Leluhur Murka, Gunung Batu Cadas Pangeran Koyak

Humaniora0 Views

Tanggal 12 Maret 1812, bukit cadas berhasil dibobol menjadi sebuah jalan. Jalan ini kemudian diberi nama Cadas Pangeran.

Untuk mengenang kepahlawanan Pangeran Kornel, didirikanlah sebuah tugu. Dalam perkembangannya, dibuatlah jalan baru di atas bukit cadas itu. Namun tiba-tiba ada kejadian mengerikan. Tebing Cadas Pangeran runtuh.

Cadas Pangeran yang semula tebing batu cadas yang keras dan terjal, telah menjadi jalan yang berkelok-kelok. Dari segi kepariwisataan, kondisi jurang terjal di sisi jalan Cadas Pangeran sangat potensial. Sebab beberapa bagian di antaranya memiliki pemandangan sangat indah. Bahkan di sekitar Tugu Cadas Pangeran di Kampung Singkup, telah berdiri kios-kios dan galeri. Di sana tersedia penganan khas Bandung dan Sumedang. Ada pula yang menyediakan cendera mata untuk dijual.

Keindahan beberap bagian di wilayah Cadas Pangeran cukup menyedot minat wisataan. Namun begitu, kesan angker bukit Cadas Pangeran masih kental.

Tebing curam dan dinding batu ditepi jalan, senantiasa membayangi nuansa masa lalu. Yakni banyaknya korban ketika pembuatan jalan Cadas Pangeran awal abad 18 lalu.

Diganggu Lelembut

Melewati jalan Cadas Pangeran memang harus hati-hati. Tak boleh sembrono dan ceroboh. Secara logika, jalan yang berkelok-kelok memang bahaya. Apalagi bila musim hujan atau melakukan perjalanan di malam hari.

Kecelakaan-kecelakaan sering terjadi akibat kecerobohan itu. Adanya bus dan truk yang masuk jurang, atau tabrakan, adalah contohnya.

Namun, dalam pandangan supranatural, bukit Cadas Pangeran bukanlah tempat biasa. Di sini sering terjadi kejadian-kejadian gaib yang mengerikan.

Misalnya, ada pengguna jalan diganggu bangsa lelembut yang menjelma menjadi wanita cantik. Atau adanya pengemudi truk yang dihadang seekor ular raksasa. Namun, sejauh ini bangsa lelembut itu tak pernah meminta korban.

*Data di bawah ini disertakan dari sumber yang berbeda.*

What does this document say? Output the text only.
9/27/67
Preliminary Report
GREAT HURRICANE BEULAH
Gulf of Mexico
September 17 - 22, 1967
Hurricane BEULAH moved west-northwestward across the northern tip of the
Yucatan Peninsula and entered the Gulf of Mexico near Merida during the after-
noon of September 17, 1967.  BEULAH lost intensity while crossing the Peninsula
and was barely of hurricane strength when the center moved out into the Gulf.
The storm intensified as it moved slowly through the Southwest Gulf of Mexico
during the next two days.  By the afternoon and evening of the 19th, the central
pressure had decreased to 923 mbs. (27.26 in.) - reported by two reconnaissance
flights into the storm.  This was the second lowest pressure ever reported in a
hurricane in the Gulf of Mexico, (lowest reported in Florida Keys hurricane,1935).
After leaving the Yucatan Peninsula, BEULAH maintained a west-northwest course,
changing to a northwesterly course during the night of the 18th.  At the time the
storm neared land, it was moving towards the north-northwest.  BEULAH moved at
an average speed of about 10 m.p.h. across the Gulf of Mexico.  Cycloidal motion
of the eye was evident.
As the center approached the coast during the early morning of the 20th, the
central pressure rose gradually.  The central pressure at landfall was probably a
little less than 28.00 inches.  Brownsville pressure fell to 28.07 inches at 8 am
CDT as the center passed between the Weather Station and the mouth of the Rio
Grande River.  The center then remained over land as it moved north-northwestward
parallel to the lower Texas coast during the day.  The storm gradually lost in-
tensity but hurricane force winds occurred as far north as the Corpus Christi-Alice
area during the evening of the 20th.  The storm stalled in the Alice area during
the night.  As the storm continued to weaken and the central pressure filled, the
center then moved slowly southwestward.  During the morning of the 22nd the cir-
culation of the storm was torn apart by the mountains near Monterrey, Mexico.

Yang menambah deretan gelar angkernya Cadas Pangeran juga ada. Yakni seringnya kawasan ini dijadikan tempat pembuangan mayat. Karena daerah ini sepi dan masih ditumbuhi lebatnya hutan bambu, tak jarang mayat-mayat itu baru ditemukan setelah kondisinya rusak.

Baik warga maupun aparat polisi mensinyalir, mayat ituadalah hasil pembunuhan. Sehingga untuk menghilangkan jejaknya, mereka membuang ke jurang Cadas Pangeran ini.

60 Tumbal Nyawa

Kewingitan Cadas Pangeran sangat kentara. Itu tak lain karena kondisi alamnya. Yakni berada di lingkungan bukit cadas yang  lembab dan berlumut.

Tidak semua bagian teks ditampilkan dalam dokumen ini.